The government’s National Cultural Commission, the Institute of Papua New Guinea Studies, and the National Film Institute record, document, and promote activities associated with traditional cultures, while organizations promoting tourism market aspects of those cultures to potential audiences overseas.
In 2008 the Kuk Early Agricultural Site was designated a UNESCO World Heritage site. That land in the Western Highlands has been worked almost continuously for at least 7,000 years, and the site contains even earlier evidence of the beginning of organized agriculture and its subsequent development.
However, recently, there has been a call for the Papua New Guinea government to explain what is happening to the country’s culturally important sites. The president of the Farmers and Settlers Association, Wilson Thompson, has been appalled at the lack of action by relevant agencies to save critical sites such as the original PNG legislature building, and its grounds, in Port Moresby.
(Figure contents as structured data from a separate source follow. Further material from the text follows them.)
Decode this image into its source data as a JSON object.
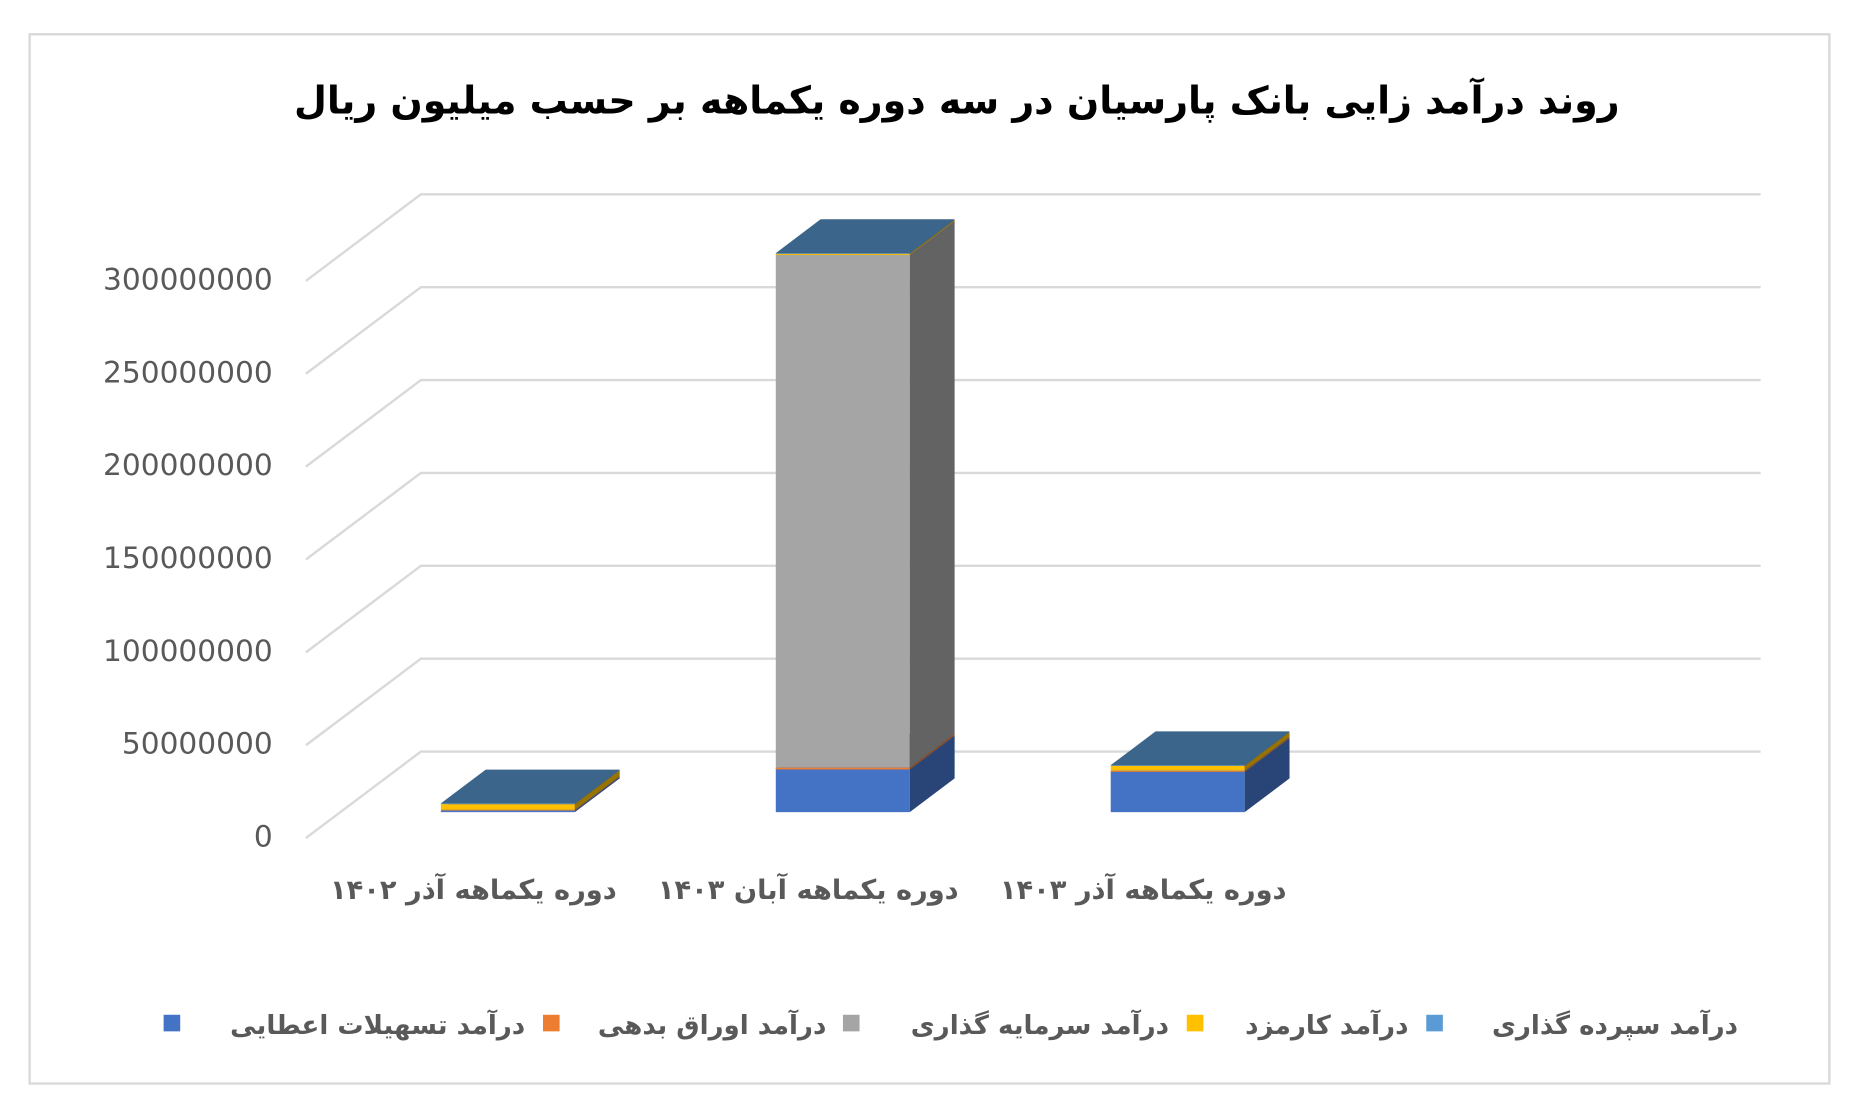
{
  "chart_data": {
    "type": "bar3d-stacked",
    "title": "روند درآمد زایی بانک پارسیان در سه دوره یکماهه بر حسب میلیون ریال",
    "categories": [
      "دوره یکماهه آذر ۱۴۰۲",
      "دوره یکماهه آبان ۱۴۰۳",
      "دوره یکماهه آذر ۱۴۰۳",
      null
    ],
    "series": [
      {
        "name": "درآمد تسهیلات اعطایی",
        "color": "#4472c4",
        "values": [
          800000,
          23000000,
          21700000,
          null
        ]
      },
      {
        "name": "درآمد اوراق بدهی",
        "color": "#ed7d31",
        "values": [
          300000,
          1000000,
          500000,
          null
        ]
      },
      {
        "name": "درآمد سرمایه گذاری",
        "color": "#a5a5a5",
        "values": [
          200000,
          276000000,
          200000,
          null
        ]
      },
      {
        "name": "درآمد کارمزد",
        "color": "#ffc000",
        "values": [
          3000000,
          600000,
          2500000,
          null
        ]
      },
      {
        "name": "درآمد سپرده گذاری",
        "color": "#5b9bd5",
        "values": [
          400000,
          400000,
          400000,
          null
        ]
      }
    ],
    "ylim": [
      0,
      300000000
    ],
    "yticks": [
      0,
      50000000,
      100000000,
      150000000,
      200000000,
      250000000,
      300000000
    ],
    "grid": true
  }
}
National Parliament of PNG, photo from http://www.tripadvisor.com.au
Thompson who has served on many of the boards and trusts of cultural institutions, such as the National Museum & Art Gallery and the National Cultural Commission, said, “It was in the prime commercial area in the capital and what has happened, and everyone knows that is the site of the old House of Assembly or the first parliament of Papua New Guinea. But all of a sudden that site has been offloaded, or given it away, or somebody came in and took it and it has now become a private facility altogether.”
Wilson Thompson said other key sites, including Paga Hill National Park and Lae’s Amelia Earhart Memorial Park, appear to have also gone to private developers without explanation to the public.